さらにまた、位置規制手段は、デジタルプロジェクタの昇降動作時に、蓋体の筺体に対する位置を規制することのできるものであれば、案内ロッドと案内ローラとによるものに限定されない。
さらにまた、蓋体の表面上に2つの気密性緩衝部材を所定の間隔をあけて互いに平行に延びるよう配設して、二重シール構造を形成するよう構成されていてもよい。また、気密性緩衝部材が筺体本体に設けられた構成とされていてもよい。

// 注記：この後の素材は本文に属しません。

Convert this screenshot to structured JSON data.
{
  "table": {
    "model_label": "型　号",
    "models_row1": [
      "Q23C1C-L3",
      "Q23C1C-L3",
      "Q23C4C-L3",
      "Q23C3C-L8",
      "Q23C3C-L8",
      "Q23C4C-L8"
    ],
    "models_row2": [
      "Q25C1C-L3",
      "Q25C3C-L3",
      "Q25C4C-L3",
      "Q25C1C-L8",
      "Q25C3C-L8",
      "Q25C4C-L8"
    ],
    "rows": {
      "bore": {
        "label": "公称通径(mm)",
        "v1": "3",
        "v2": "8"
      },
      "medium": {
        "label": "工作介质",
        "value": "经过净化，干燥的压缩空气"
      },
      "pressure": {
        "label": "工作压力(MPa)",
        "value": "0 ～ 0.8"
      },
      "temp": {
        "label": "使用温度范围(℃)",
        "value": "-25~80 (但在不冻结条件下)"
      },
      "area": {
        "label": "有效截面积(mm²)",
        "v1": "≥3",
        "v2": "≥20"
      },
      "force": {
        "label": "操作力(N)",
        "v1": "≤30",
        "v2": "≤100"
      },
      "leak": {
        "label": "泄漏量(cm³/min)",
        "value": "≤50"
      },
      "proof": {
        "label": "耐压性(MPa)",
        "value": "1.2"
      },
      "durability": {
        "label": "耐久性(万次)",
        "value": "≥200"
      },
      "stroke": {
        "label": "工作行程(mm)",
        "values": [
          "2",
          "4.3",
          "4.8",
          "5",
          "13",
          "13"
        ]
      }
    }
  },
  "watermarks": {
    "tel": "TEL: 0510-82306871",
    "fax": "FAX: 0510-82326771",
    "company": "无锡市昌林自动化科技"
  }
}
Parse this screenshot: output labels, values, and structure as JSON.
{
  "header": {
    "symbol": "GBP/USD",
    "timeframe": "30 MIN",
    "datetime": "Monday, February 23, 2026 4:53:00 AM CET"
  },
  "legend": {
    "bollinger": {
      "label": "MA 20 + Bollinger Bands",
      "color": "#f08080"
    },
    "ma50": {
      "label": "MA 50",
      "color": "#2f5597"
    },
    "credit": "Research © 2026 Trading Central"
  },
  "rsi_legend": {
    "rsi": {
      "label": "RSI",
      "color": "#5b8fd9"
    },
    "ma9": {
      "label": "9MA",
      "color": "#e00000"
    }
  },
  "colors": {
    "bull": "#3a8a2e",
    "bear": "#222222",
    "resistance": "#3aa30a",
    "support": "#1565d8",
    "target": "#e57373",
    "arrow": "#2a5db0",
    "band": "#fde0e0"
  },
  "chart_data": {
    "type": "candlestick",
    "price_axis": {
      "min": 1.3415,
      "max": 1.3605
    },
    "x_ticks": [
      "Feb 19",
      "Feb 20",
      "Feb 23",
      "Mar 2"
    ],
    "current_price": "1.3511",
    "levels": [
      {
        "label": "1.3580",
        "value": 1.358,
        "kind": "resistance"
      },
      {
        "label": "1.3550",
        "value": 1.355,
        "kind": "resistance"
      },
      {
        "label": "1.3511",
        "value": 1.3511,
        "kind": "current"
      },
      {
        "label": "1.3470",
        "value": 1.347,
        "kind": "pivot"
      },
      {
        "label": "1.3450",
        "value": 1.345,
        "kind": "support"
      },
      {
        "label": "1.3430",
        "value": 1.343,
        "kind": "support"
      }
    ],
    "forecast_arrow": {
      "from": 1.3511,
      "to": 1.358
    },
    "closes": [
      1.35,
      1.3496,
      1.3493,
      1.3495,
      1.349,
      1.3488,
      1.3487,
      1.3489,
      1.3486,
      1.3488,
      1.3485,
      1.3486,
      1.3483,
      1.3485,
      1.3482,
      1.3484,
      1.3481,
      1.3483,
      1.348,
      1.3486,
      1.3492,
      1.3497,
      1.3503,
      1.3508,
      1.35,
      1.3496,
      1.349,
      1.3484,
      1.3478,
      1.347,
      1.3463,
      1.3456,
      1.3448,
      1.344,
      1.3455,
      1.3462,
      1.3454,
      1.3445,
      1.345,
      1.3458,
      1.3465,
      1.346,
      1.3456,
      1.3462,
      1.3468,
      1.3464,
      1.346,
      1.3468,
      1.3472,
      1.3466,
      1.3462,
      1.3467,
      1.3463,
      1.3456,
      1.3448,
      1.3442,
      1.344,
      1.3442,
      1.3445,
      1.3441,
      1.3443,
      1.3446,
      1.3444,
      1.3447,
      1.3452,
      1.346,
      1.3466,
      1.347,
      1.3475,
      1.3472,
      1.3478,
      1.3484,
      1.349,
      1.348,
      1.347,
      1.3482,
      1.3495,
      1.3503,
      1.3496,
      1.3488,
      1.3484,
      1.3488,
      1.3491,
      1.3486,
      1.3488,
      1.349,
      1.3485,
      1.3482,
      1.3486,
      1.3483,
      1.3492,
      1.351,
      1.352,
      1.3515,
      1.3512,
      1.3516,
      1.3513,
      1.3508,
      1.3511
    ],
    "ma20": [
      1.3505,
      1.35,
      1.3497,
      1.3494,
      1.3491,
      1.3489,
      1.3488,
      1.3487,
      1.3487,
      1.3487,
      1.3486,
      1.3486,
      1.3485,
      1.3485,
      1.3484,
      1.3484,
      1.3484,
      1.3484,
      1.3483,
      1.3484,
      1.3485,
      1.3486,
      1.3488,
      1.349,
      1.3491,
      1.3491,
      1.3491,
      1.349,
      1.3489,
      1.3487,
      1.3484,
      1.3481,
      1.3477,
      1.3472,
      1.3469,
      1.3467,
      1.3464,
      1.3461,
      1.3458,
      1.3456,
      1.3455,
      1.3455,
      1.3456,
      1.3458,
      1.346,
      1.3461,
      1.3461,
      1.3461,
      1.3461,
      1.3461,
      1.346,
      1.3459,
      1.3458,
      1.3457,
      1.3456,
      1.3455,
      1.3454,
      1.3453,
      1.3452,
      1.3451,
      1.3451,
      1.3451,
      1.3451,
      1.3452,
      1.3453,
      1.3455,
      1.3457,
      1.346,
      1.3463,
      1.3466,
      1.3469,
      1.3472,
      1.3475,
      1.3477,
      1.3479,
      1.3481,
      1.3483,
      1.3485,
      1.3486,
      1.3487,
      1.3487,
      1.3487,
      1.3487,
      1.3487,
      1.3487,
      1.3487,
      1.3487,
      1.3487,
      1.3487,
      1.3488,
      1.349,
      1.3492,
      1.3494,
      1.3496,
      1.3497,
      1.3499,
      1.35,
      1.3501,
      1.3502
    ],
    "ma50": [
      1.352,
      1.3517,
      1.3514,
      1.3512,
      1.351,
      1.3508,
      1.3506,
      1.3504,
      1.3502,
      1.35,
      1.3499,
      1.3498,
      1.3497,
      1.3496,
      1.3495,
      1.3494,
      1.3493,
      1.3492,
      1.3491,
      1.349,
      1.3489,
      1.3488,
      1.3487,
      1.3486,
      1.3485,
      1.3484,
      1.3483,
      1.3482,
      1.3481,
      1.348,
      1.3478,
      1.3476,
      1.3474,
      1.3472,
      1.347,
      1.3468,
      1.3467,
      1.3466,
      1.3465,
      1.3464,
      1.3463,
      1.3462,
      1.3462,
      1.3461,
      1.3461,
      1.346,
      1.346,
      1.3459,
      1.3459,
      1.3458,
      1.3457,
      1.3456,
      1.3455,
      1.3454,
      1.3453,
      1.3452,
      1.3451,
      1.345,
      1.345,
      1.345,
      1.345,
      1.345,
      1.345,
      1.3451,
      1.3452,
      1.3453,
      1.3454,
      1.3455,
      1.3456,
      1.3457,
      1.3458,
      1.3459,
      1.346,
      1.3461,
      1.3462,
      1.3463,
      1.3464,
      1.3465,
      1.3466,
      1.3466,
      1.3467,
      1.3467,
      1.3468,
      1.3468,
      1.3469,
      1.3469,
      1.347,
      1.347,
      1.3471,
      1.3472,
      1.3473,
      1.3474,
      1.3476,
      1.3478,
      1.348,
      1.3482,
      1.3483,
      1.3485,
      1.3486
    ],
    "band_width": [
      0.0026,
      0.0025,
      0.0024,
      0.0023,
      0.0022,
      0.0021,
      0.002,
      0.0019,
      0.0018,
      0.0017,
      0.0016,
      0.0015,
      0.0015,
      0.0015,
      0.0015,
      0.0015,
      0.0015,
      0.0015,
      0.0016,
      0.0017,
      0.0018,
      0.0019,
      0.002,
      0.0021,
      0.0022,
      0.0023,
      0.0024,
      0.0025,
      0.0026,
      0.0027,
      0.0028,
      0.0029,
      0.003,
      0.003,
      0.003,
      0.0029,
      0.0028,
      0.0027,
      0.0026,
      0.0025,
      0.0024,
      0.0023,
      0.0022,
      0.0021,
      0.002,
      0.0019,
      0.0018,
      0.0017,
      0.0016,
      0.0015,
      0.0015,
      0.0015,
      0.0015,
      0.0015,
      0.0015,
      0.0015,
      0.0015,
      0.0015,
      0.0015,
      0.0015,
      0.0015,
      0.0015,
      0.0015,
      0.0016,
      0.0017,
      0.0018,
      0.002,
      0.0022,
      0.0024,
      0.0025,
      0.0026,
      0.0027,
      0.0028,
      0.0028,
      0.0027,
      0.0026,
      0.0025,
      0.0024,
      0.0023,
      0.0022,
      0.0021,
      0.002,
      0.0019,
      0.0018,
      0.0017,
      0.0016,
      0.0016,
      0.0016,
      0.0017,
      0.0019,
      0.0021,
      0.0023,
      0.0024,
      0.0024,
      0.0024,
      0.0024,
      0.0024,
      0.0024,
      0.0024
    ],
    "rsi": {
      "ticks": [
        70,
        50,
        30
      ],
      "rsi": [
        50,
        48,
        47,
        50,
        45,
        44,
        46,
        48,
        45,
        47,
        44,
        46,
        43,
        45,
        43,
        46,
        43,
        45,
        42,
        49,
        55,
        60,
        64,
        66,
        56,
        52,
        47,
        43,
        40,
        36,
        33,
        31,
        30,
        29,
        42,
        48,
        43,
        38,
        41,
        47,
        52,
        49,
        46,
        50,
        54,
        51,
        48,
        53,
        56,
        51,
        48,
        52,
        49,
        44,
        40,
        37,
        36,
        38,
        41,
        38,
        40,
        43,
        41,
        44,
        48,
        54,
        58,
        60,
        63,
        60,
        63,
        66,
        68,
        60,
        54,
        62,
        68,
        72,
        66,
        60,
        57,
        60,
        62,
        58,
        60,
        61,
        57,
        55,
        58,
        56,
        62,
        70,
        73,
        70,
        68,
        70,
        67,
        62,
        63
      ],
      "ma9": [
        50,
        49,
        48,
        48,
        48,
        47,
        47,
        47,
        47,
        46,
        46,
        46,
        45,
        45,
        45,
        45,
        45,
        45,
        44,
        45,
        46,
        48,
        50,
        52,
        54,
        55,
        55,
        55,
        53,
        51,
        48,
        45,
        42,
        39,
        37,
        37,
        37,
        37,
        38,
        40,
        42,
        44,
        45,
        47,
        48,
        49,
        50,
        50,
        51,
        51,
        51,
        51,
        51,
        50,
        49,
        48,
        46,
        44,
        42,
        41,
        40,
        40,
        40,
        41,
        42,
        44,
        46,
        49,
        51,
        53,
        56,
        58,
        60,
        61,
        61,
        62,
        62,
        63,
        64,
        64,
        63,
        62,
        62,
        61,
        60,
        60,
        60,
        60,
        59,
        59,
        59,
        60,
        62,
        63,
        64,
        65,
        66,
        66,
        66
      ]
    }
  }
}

11 デジタルシネマ用プロジェクタ(デジタルプロジェクタ)
12 投影レンズ
20 筐体
21 筐体本体
22 底壁
23 開口部
24 蓋体受容装着部
25 映写窓
26 映写用開口部
27 窓部材
30 蓋体
35 気密性緩衝部材
36 固定用金具
40 架台
41 架台枠
42 フレーム部分
43 固定部材
45 エアシリンダ
46 ピストンロッド
47 シリンダチューブ
50 昇降システム
51 吊具
52 ワイヤドラム
53 巻き取りモータ
54 ガイドシーブ(みぞ車)
55 ワイヤ
61 案内ロッド
62 一対の案内ローラ
63 ローラ基体
64 ガイド溝
R ロッド案内用空間
80 映写機
Pr 映写室
Sr 劇場空間
S スクリーン
C 天井面
Claims (3)
- 劇場空間の天井部に固定された筐体と、当該筐体の内部に設置されたデジタルシネマ用プロジェクタと、当該デジタルシネマ用プロジェクタをワイヤにより吊下支持する昇降システムとを備えてなり、
前記筺体は、スクリーンに対向する正面に映写窓が形成された、下方に開口する開口部を有する筐体本体と、当該筐体本体における開口部を開閉し、筐体本体と共に密閉空間を形成する蓋体とにより構成されており、
前記デジタルシネマ用プロジェクタが、前記昇降システムによって、前記筐体から下方に降下可能に構成されていることを特徴とするデジタルシネマ映画館用のプロジェクタ装置。 - 前記筐体の開口部を開閉する蓋体上には、前記デジタルシネマ用プロジェクタを支持する架台がエアシリンダを介して固定され、当該架台に前記ワイヤが固定されて当該デジタルシネマ用プロジェクタが吊下支持されており、
前記エアシリンダは、加圧空気が供給されることにより前記蓋体の前記筐体本体に対する押圧状態が保持されるよう作動するものであることを特徴とする請求項1に記載のデジタルシネマ映画館用のプロジェクタ装置。 - 前記デジタルシネマ用プロジェクタの昇降動作時において、当該デジタルシネマ用プロジェクタの、前記筐体本体に対する位置を規制する位置規制手段を備えており、
当該位置規制手段は、前記架台に設けられた上下方向に延びる案内ロッドと、前記筐体本体に対して回転軸が固定されて設けられた、当該案内ロッドを案内する一対の案内ローラとにより構成されていることを特徴とする請求項2に記載のデジタルシネマ映画館用のプロジェクタ装置。